Like Ireland, Scotland enjoys Christmas to the hilt, and its capital, Edinburgh, does it up right. There’s a holiday light show, including fireworks from Edinburgh Castle, and bagpipes play Amazing Grace around the Sir Walter Scott monument. There’s also the Street of Light celebration, as West George Street is covered in a canopy of light, synchronized to music from local choirs and bands. You can probably find some turkey for dinner, and there’ll be a dram of Scotch to whet your appetite.
Taos, New Mexico
If you’re looking for truly different Christmas, try this mountain town, which celebrates Christian, Jewish, Native American, Hispanic, and Winter Solstice traditions each December. The season kicks off with the lighting of Ledoux Street, which is decorated with glowing luminarias (paper lanterns). Add bonfires, reenactments of Mary and Joseph’s search for shelter (called posadas), and a dramatic Christmas Eve celebration by the local Pueblo Indians. And after all that, you can still go skiing.
And one more …
Christmas cruises have become a popular getaway – why not spend the big day visiting a Caribbean island, and let someone else cook Christmas dinner? The cruise lines get in the spirit, with decorations, Christmas trees and carollers – they even have menorahs for those celebrating Hanukkah. And there’s turkey, goose and mince pies for the big meal. Kids are out of school at Christmas, so a lot of families take these cruises. That means it may be a little noisy – but then, what’s Christmas without a few kids to get excited about it?

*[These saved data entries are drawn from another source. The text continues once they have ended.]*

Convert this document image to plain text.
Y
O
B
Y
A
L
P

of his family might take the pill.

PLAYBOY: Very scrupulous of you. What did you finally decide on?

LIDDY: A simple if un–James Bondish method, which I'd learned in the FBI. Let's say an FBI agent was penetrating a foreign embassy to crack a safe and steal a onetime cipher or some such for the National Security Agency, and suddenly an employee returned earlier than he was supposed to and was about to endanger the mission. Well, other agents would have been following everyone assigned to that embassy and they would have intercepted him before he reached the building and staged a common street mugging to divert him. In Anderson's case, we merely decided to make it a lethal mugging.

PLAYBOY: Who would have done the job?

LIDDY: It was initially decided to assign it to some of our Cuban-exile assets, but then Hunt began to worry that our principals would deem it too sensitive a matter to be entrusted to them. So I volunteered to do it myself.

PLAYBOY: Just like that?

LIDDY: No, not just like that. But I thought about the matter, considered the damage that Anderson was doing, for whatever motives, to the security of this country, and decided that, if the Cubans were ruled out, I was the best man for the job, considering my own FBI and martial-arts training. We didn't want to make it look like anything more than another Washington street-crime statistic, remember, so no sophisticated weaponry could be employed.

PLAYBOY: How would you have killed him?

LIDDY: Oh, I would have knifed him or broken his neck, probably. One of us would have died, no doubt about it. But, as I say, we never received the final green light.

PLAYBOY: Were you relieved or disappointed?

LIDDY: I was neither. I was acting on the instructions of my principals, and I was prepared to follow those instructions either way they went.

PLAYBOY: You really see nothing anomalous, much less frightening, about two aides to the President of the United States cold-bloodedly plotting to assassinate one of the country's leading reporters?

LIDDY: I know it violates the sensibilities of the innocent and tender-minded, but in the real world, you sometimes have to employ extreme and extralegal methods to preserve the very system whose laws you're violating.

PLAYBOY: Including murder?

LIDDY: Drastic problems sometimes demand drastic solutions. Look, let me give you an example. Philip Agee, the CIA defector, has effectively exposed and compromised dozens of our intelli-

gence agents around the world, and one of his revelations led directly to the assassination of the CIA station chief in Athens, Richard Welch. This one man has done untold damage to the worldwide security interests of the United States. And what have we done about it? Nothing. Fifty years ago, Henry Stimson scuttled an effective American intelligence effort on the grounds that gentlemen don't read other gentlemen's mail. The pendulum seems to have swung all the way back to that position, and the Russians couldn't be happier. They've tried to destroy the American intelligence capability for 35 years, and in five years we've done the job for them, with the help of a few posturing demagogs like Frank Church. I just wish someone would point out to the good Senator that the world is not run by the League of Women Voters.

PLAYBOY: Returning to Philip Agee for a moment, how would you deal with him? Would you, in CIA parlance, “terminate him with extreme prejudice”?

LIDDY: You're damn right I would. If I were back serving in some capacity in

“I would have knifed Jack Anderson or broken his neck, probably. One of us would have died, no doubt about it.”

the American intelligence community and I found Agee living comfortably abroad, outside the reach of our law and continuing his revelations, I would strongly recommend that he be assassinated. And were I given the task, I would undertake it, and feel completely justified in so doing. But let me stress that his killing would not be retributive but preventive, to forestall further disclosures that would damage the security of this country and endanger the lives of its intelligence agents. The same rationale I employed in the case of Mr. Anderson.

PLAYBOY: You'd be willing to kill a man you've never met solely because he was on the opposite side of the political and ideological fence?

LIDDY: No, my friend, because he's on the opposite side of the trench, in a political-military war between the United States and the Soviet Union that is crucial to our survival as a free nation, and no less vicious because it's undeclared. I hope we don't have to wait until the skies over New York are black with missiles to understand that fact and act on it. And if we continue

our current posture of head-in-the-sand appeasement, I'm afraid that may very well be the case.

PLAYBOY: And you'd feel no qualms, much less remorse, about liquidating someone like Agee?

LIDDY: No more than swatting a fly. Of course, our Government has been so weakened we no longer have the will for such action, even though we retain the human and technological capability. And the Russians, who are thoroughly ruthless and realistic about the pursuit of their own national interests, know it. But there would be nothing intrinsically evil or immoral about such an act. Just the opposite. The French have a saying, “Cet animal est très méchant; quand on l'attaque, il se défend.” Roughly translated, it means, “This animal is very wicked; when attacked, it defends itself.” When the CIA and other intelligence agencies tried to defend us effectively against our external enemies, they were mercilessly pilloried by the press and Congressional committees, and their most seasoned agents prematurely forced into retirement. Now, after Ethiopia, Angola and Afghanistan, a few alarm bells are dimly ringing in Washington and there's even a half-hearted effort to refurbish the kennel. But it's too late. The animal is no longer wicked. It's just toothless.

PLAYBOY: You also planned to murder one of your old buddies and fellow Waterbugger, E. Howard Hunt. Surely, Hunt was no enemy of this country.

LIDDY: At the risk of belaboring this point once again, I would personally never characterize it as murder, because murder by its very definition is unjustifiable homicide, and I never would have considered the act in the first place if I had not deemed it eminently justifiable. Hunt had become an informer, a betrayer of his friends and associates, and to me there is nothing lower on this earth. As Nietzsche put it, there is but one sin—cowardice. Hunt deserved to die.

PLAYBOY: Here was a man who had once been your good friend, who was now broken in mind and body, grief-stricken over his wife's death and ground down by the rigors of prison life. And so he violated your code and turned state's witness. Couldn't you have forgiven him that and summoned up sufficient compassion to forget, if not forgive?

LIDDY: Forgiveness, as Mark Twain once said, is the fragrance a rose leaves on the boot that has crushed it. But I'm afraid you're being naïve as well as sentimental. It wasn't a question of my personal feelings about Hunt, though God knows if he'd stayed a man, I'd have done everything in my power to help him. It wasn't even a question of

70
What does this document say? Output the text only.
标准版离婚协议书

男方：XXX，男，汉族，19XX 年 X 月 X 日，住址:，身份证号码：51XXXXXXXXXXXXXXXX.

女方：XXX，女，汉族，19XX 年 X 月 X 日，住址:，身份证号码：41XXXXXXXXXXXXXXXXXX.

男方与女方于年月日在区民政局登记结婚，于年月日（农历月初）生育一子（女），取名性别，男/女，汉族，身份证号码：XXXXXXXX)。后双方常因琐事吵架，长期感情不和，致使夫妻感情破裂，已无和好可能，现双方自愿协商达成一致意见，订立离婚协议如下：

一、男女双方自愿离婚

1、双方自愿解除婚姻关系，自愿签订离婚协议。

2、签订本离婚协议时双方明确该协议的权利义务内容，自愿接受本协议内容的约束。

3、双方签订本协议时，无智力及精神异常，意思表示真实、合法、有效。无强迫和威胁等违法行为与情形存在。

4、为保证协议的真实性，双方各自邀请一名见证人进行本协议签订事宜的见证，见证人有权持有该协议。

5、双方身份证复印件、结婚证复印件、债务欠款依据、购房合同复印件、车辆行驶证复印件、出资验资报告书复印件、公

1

That’s a good selection of places to go if you’re going away for Christmas this year — or just thinking about it. Christmas is celebrated all over the world, so it’s possible to find some celebrations and holiday cheer in just about any country. A lot of veteran travellers have stories of celebrating with a camel ride in the desert, somewhere far, far away.
Going away for Christmas can cause a few sad moments when the day comes and you’re not with your family. One solution: bring them along. If that’s not possible, just make sure you’ve got good wi-fi — there’s always Skype.